Wenn Probleme süchtig machen
Bruno Wetton aus Affoltern wollte seinem Bruder nacheifern – dabei entdeckte er die Physik

Ohne die Biologie hätte Bruno Wetton die Physik vielleicht nie für sich entdeckt. Und auch nicht ohne seinen älteren Bruder Henry – «mein Idol», nennt ihn Wetton. Der sechs Jahre ältere Henry nahm einst an der Biologie-Olympiade teil und holte die Goldmedaille. «Wenn er das schafft, dann will ich das auch schaffen», dachte sich Wetton damals.

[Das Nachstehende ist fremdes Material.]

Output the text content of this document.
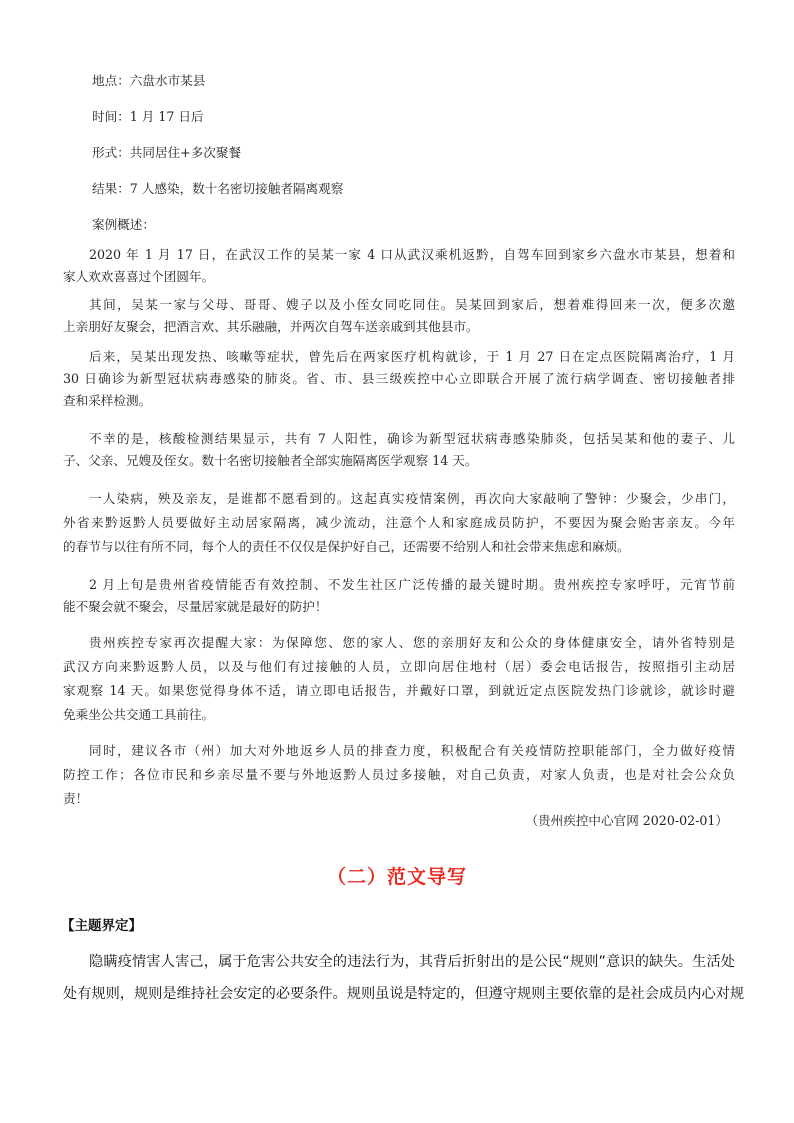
地点：六盘水市某县

时间：1 月 17 日后

形式：共同居住+多次聚餐

结果：7 人感染，数十名密切接触者隔离观察

案例概述：

2020 年 1 月 17 日，在武汉工作的吴某一家 4 口从武汉乘机返黔，自驾车回到家乡六盘水市某县，想着和

家人欢欢喜喜过个团圆年。

其间，吴某一家与父母、哥哥、嫂子以及小侄女同吃同住。吴某回到家后，想着难得回来一次，便多次邀

上亲朋好友聚会，把酒言欢、其乐融融，并两次自驾车送亲戚到其他县市。

后来，吴某出现发热、咳嗽等症状，曾先后在两家医疗机构就诊，于 1 月 27 日在定点医院隔离治疗，1 月

30 日确诊为新型冠状病毒感染的肺炎。省、市、县三级疾控中心立即联合开展了流行病学调查、密切接触者排

查和采样检测。

不幸的是，核酸检测结果显示，共有 7 人阳性，确诊为新型冠状病毒感染肺炎，包括吴某和他的妻子、儿

子、父亲、兄嫂及侄女。数十名密切接触者全部实施隔离医学观察 14 天。

一人染病，殃及亲友，是谁都不愿看到的。这起真实疫情案例，再次向大家敲响了警钟：少聚会，少串门，

外省来黔返黔人员要做好主动居家隔离，减少流动，注意个人和家庭成员防护，不要因为聚会贻害亲友。今年

的春节与以往有所不同，每个人的责任不仅仅是保护好自己，还需要不给别人和社会带来焦虑和麻烦。

2 月上旬是贵州省疫情能否有效控制、不发生社区广泛传播的最关键时期。贵州疾控专家呼吁，元宵节前

能不聚会就不聚会，尽量居家就是最好的防护！

贵州疾控专家再次提醒大家：为保障您、您的家人、您的亲朋好友和公众的身体健康安全，请外省特别是

武汉方向来黔返黔人员，以及与他们有过接触的人员，立即向居住地村（居）委会电话报告，按照指引主动居

家观察 14 天。如果您觉得身体不适，请立即电话报告，并戴好口罩，到就近定点医院发热门诊就诊，就诊时避

免乘坐公共交通工具前往。

同时，建议各市（州）加大对外地返乡人员的排查力度，积极配合有关疫情防控职能部门，全力做好疫情

防控工作；各位市民和乡亲尽量不要与外地返黔人员过多接触，对自己负责，对家人负责，也是对社会公众负

责！

（贵州疾控中心官网 2020-02-01）

（二）范文导写

【主题界定】

隐瞒疫情害人害己，属于危害公共安全的违法行为，其背后折射出的是公民“规则”意识的缺失。生活处

处有规则，规则是维持社会安定的必要条件。规则虽说是特定的，但遵守规则主要依靠的是社会成员内心对规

Als er seinem Bruder an die Kantonsschule Limmattal in Urdorf folgte, meldete auch er sich für die Wissenschafts-Olympiade an. Doch er wusste nicht, welche Disziplin für ihn die richtige war. Also wählte er gleich vier. Aus der Informatik- sowie der Chemie-Olympiade schied er noch in der ersten Runde aus. «Ich war nicht gut vorbereitet», sagt Wetton. An der Mathematik-Olympiade nahm er die erste Hürde.
Der «Mathe-Duden», ein umfangreicher Schmöker
Als Kind hatte Wetton die Liebeserklärung eines Schriftstellers für die Welt der Zahlen gelesen. Der Funke war übergesprungen. Doch trotz seiner Faszination für Zahlen schaffte er die zweite Runde an der Mathe-Olympiade nicht. «Mathe ist mir nicht praktisch genug.»
Dann war da noch die Physik-Olympiade. Auch hier überstand Wetton das erste Auswahlverfahren. Zur Vorbereitung auf die nächste Runde findet normalerweise ein Lager für die Teilnehmenden statt. «Es war 2021, mitten im Lockdown.» Statt in einem Lager sass Wetton in seinem Zimmer und sollte ein Skript von 600 Seiten wälzen.
Mit Shots bis zur Silbermedaille gekommen
Und es gefiel ihm. Plötzlich ergab es einen Sinn, dass er in der fünften Klasse einst den «Mathe-Duden» seines Lehrers geborgt hatte. «Ich verstand damals nichts, konnte aber nicht aufhören zu lesen.» Nach einigen Monaten kannte Wetton Stochastik, Vektoren und Funktionen. Was ihm nun half, allein in seinem Zimmer die Grundlagen der Physik zu verstehen. Dennoch flog er auch hier in der zweiten Runde raus. Wetton dachte an seinen Bruder Henry. Und meldete sich im Jahr darauf wieder an. «Ich bin ziemlich ehrgeizig», sagt der 18-Jährige heute. Er arbeitet lieber allein. Bei Gruppenarbeiten hat er oft das Gefühl, an den anderen vorbeizureden. «Ich bin aufgabenorientiert, nicht personenorientiert.»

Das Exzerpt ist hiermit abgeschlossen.